The demise of 2e2 prompts public sector customer concerns

Profit and loss keys
30 Jan, 2013

Further redundancies and break up of the business can be anticipated, claims IT credit guru.

2e2 Group's slide into administration has prompted concerns about the future of the IT services firm's public sector contracts.

Chad Griffin, Simon Kirkhope and Simon Granger of FTI Consulting were appointed joint administrators on 28 January.

Since their appointment, 316 of the company's 1,442 staff have been made redundant with immediate effect.

Eddie Pacey, head of EP Credit Management & Consultancy (EPCMC) told IT Pro the final nail in 2e2’s coffin was lower than expected operating levels for the current year.

“The recent departure of senior directors, including the finance director, suggests this and perhaps other issues,” Pacey said.

“The sheer scale of debt has become unsustainable in the last two to three years and there was no visible way out for investors,” he added.

In 2011, when the last company report was published, the group generated £395 million of revenue. However, its debts were so high it made a net loss overall.

In total, 10 UK companies operating under the 2e2 banner have been placed into administration.
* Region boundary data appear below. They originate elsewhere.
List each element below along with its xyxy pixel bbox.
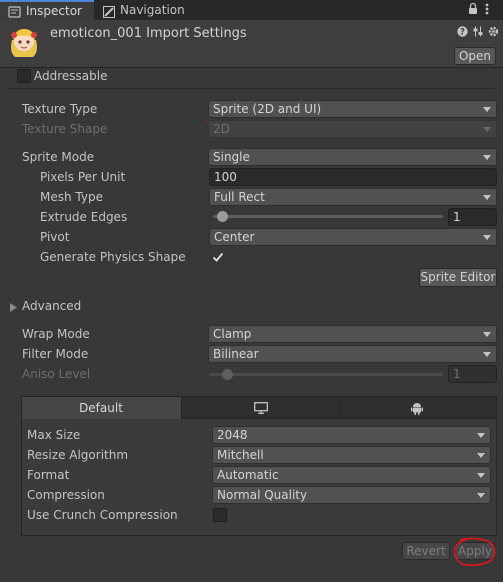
format-dropdown[interactable]: Automatic bbox=[212, 466, 491, 484]
extrude-edges-slider[interactable] bbox=[213, 215, 443, 218]
compression-label: Compression bbox=[27, 488, 105, 502]
platform-tab-default[interactable]: Default bbox=[22, 397, 182, 419]
generate-physics-label: Generate Physics Shape bbox=[40, 250, 186, 264]
texture-shape-label: Texture Shape bbox=[22, 122, 108, 136]
platform-tab-android[interactable] bbox=[340, 397, 496, 419]
dropdown-arrow-icon bbox=[483, 127, 491, 132]
extrude-edges-label: Extrude Edges bbox=[40, 210, 128, 224]
wrap-mode-dropdown[interactable]: Clamp bbox=[208, 325, 497, 343]
import-settings-header: emoticon_001 Import Settings ? Open bbox=[0, 20, 503, 68]
texture-shape-dropdown: 2D bbox=[208, 120, 497, 138]
max-size-value: 2048 bbox=[217, 428, 248, 442]
preset-icon[interactable] bbox=[473, 26, 483, 40]
compression-dropdown[interactable]: Normal Quality bbox=[212, 486, 491, 504]
platform-tab-default-label: Default bbox=[79, 401, 123, 415]
revert-button[interactable]: Revert bbox=[402, 542, 450, 560]
resize-algorithm-dropdown[interactable]: Mitchell bbox=[212, 446, 491, 464]
max-size-dropdown[interactable]: 2048 bbox=[212, 426, 491, 444]
platform-tab-standalone[interactable] bbox=[182, 397, 340, 419]
extrude-edges-field[interactable]: 1 bbox=[448, 208, 497, 226]
dropdown-arrow-icon bbox=[477, 453, 485, 458]
dropdown-arrow-icon bbox=[483, 332, 491, 337]
aniso-level-label: Aniso Level bbox=[22, 367, 91, 381]
svg-text:?: ? bbox=[460, 28, 465, 37]
sprite-editor-button[interactable]: Sprite Editor bbox=[419, 268, 497, 287]
advanced-foldout[interactable]: Advanced bbox=[22, 298, 81, 314]
red-circle-annotation bbox=[453, 537, 496, 567]
pivot-label: Pivot bbox=[40, 230, 70, 244]
wrap-mode-value: Clamp bbox=[213, 327, 252, 341]
addressable-checkbox[interactable] bbox=[17, 69, 31, 83]
generate-physics-checkbox[interactable] bbox=[211, 250, 225, 264]
android-icon bbox=[411, 402, 423, 418]
mesh-type-value: Full Rect bbox=[214, 190, 265, 204]
texture-type-label: Texture Type bbox=[22, 102, 98, 116]
texture-type-value: Sprite (2D and UI) bbox=[213, 102, 322, 116]
dropdown-arrow-icon bbox=[483, 352, 491, 357]
format-label: Format bbox=[27, 468, 70, 482]
open-button[interactable]: Open bbox=[454, 47, 496, 65]
monitor-icon bbox=[254, 402, 268, 417]
max-size-label: Max Size bbox=[27, 428, 81, 442]
help-icon[interactable]: ? bbox=[457, 26, 468, 40]
dropdown-arrow-icon bbox=[477, 473, 485, 478]
checkmark-icon bbox=[212, 252, 224, 262]
mesh-type-dropdown[interactable]: Full Rect bbox=[209, 188, 497, 206]
tab-inspector-label: Inspector bbox=[26, 4, 82, 18]
filter-mode-dropdown[interactable]: Bilinear bbox=[208, 345, 497, 363]
aniso-level-slider bbox=[209, 373, 443, 376]
pixels-per-unit-label: Pixels Per Unit bbox=[40, 170, 126, 184]
sprite-mode-dropdown[interactable]: Single bbox=[208, 148, 497, 166]
pivot-value: Center bbox=[214, 230, 255, 244]
divider bbox=[8, 88, 495, 89]
filter-mode-label: Filter Mode bbox=[22, 347, 89, 361]
tab-inspector[interactable]: Inspector bbox=[0, 0, 94, 20]
addressable-label: Addressable bbox=[34, 69, 108, 83]
asset-thumbnail bbox=[7, 26, 41, 63]
aniso-level-slider-handle bbox=[222, 369, 233, 380]
settings-icon[interactable] bbox=[488, 26, 499, 40]
tab-navigation-label: Navigation bbox=[120, 3, 185, 17]
extrude-edges-slider-handle[interactable] bbox=[217, 211, 228, 222]
dropdown-arrow-icon bbox=[477, 493, 485, 498]
format-value: Automatic bbox=[217, 468, 279, 482]
dropdown-arrow-icon bbox=[483, 107, 491, 112]
tab-bar: Inspector Navigation bbox=[0, 0, 503, 20]
menu-icon[interactable] bbox=[485, 2, 489, 19]
dropdown-arrow-icon bbox=[483, 235, 491, 240]
pixels-per-unit-field[interactable]: 100 bbox=[209, 168, 497, 186]
lock-icon[interactable] bbox=[468, 2, 478, 18]
pivot-dropdown[interactable]: Center bbox=[209, 228, 497, 246]
resize-algorithm-label: Resize Algorithm bbox=[27, 448, 129, 462]
texture-shape-value: 2D bbox=[213, 122, 230, 136]
dropdown-arrow-icon bbox=[483, 155, 491, 160]
crunch-compression-label: Use Crunch Compression bbox=[27, 508, 178, 522]
wrap-mode-label: Wrap Mode bbox=[22, 327, 90, 341]
tab-navigation[interactable]: Navigation bbox=[102, 0, 212, 20]
mesh-type-label: Mesh Type bbox=[40, 190, 103, 204]
foldout-arrow-icon[interactable] bbox=[10, 301, 17, 315]
dropdown-arrow-icon bbox=[483, 195, 491, 200]
sprite-mode-label: Sprite Mode bbox=[22, 150, 95, 164]
aniso-level-field: 1 bbox=[448, 365, 497, 383]
compression-value: Normal Quality bbox=[217, 488, 308, 502]
filter-mode-value: Bilinear bbox=[213, 347, 259, 361]
dropdown-arrow-icon bbox=[477, 433, 485, 438]
crunch-compression-checkbox[interactable] bbox=[213, 508, 227, 522]
resize-algorithm-value: Mitchell bbox=[217, 448, 264, 462]
page-title: emoticon_001 Import Settings bbox=[50, 26, 247, 41]
sprite-mode-value: Single bbox=[213, 150, 250, 164]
They include: 2e2 Holdings, 2e2 Investments, 2e2 Group, 2e2 Limited, 2e2 UK, 2e2 Managed Operations, 2e2 Property, Morse Overseas Holdings, Morse Group and Diagonal Quest.

While the administrators have not mentioned any more redundancies, Pacey thinks further job losses are inevitable.

“Even if sold piecemeal, acquirers do not like taking on cost and the longer it takes for buyers to come along, the greater the risk to all employees,” he said.

In a statement, FTI said it plans to sell the company as a going concern.

This might prove difficult, Pacey claims, because of the level of debt involved.

“[However] buyers will be interested in parts of the business and I can see O2 perhaps taking the joint venture [that it formed with 2e2 in 2011] on alone, with other buy and build businesses looking to buy some of the more profitable sides of the business,” he said.

2e2 has made significant inroads into the public sector market over the years, and Pacey thinks the move into administration could hit this part of its business hard.

"Some local health authorities had outsourced demand to 2e2 and face the problem now of either finding someone else or bringing requirements back in-house," he said.